Status quo
We currently have seventy-four questions tagged palindrome, but most of them contain a twist. As I see it, there are only two challenges about the basic palindrome string decision-problem.
While the first one is a basic decision problem challenge, it excludes punctuation, whitespace, control characters and letter case such that palindromic sentences are considered palindromes. To me, those are very human language specific exclusion and I do not feel like this challenge captures the core property of palindromic strings.
Furthermore, it only asks for a "method bod[y]" -- not conforming to our current standard method of determining byte count.

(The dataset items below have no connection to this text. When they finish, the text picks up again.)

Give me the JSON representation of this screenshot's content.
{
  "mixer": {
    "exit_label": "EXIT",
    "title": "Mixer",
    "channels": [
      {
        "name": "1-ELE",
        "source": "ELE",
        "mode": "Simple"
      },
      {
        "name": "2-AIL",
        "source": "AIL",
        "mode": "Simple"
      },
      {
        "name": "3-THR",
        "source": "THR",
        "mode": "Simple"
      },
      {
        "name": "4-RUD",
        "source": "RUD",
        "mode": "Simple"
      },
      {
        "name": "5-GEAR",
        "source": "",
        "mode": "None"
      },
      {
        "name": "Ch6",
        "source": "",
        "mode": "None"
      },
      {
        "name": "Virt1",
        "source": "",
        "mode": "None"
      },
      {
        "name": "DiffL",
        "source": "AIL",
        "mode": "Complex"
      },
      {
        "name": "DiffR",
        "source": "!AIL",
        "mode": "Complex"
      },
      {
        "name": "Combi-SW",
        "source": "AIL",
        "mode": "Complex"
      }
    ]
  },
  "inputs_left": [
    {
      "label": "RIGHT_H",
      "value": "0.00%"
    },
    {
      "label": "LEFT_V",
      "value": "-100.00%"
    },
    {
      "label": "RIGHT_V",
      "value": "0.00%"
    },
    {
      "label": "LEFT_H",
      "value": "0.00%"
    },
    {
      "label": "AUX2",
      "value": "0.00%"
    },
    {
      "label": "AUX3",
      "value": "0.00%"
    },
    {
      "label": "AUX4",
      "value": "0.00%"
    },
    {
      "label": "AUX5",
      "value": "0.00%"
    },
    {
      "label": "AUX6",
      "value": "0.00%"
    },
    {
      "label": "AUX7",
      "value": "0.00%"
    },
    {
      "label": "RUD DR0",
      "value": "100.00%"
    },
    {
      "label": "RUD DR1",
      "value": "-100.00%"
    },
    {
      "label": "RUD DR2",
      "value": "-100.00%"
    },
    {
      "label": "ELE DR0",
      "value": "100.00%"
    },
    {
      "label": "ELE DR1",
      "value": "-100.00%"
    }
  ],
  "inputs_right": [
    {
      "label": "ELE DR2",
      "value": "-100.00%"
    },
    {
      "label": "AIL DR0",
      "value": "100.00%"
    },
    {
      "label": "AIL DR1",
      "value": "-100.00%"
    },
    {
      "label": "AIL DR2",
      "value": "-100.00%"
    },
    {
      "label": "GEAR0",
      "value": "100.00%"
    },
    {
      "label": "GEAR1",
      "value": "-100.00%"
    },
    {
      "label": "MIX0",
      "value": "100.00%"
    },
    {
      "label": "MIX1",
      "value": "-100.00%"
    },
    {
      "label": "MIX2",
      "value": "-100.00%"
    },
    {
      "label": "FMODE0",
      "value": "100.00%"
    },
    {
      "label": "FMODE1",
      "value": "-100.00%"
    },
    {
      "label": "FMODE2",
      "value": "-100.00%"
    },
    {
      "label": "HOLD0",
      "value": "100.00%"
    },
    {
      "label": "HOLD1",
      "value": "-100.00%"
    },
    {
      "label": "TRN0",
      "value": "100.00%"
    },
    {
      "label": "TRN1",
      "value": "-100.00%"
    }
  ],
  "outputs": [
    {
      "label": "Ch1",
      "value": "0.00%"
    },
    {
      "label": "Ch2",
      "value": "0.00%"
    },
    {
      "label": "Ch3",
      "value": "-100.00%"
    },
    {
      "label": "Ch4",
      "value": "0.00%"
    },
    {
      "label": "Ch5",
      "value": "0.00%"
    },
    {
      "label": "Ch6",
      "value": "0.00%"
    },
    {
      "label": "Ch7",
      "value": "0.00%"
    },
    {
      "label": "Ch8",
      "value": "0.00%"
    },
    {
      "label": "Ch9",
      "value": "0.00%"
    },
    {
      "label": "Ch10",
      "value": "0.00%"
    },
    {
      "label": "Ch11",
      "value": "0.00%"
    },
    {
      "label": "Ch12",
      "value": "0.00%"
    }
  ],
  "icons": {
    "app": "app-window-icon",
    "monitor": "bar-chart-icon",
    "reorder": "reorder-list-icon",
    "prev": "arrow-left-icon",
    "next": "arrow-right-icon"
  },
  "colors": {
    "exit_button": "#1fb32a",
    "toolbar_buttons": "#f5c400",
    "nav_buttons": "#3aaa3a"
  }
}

While the second challenge linked to above actually defines palindromes as reading byte-for-byte the same from both directions, it is also a restricted-source challenge -- which, to my eyes -- seems to be the far greater task.
There is one other challenge with a palindromic theme I found -- which is not tagged palindrome --,
which also is a restricted source challenge. Furthermore, this challenge focuses more on two-dimensional matrices rather than string palindromes (even though the palindrome tag description could be interpreted as also covering this challenge).
A new challenge
Based upon all of the above, I think it would be appropriate to have a new palindrome decision-problem code-golf challenge which simply asks to decide whether or not a given ASCII string is a true palindrome, as in being byte-for-byte invariant under horizontal reflection.

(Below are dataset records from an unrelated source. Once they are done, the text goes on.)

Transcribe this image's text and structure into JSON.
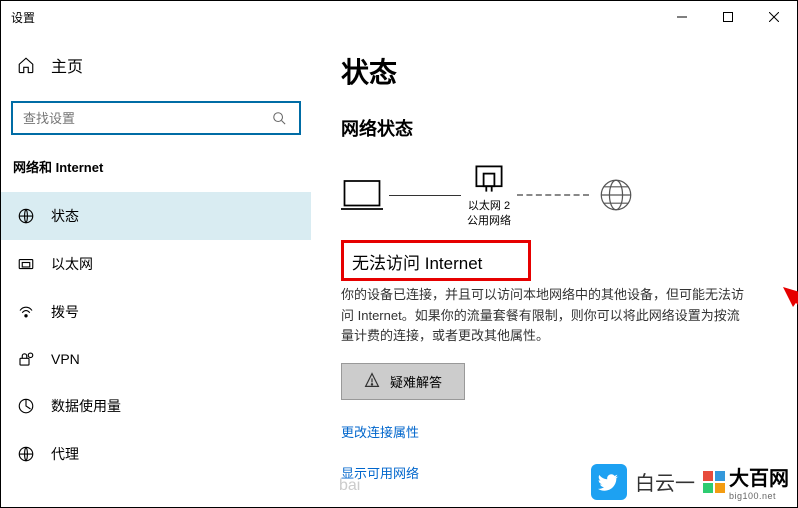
{
  "window": {
    "title": "设置"
  },
  "sidebar": {
    "home": "主页",
    "search_placeholder": "查找设置",
    "category": "网络和 Internet",
    "items": [
      {
        "label": "状态"
      },
      {
        "label": "以太网"
      },
      {
        "label": "拨号"
      },
      {
        "label": "VPN"
      },
      {
        "label": "数据使用量"
      },
      {
        "label": "代理"
      }
    ]
  },
  "main": {
    "title": "状态",
    "section": "网络状态",
    "adapter_name": "以太网 2",
    "adapter_type": "公用网络",
    "error_heading": "无法访问 Internet",
    "description": "你的设备已连接，并且可以访问本地网络中的其他设备，但可能无法访问 Internet。如果你的流量套餐有限制，则你可以将此网络设置为按流量计费的连接，或者更改其他属性。",
    "troubleshoot_label": "疑难解答",
    "link_change": "更改连接属性",
    "link_show": "显示可用网络"
  },
  "watermark": {
    "text1": "白云一",
    "text2": "大百网",
    "sub": "big100.net",
    "baidu": "bai"
  }
}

It would be about nothing more, nothing less -- no restrictions on the source or other interpretations of what a palindrome is. It would also comply with our current byte count and I/O standards.
While this challenge will be trivially answerable in a lot of languages, there are definitely (especially esoteric) languages in which palindrome decision is no simple task.
A pure palindrome decision program in such languages, however, is -- as I see it -- currently not a valid answer to any question.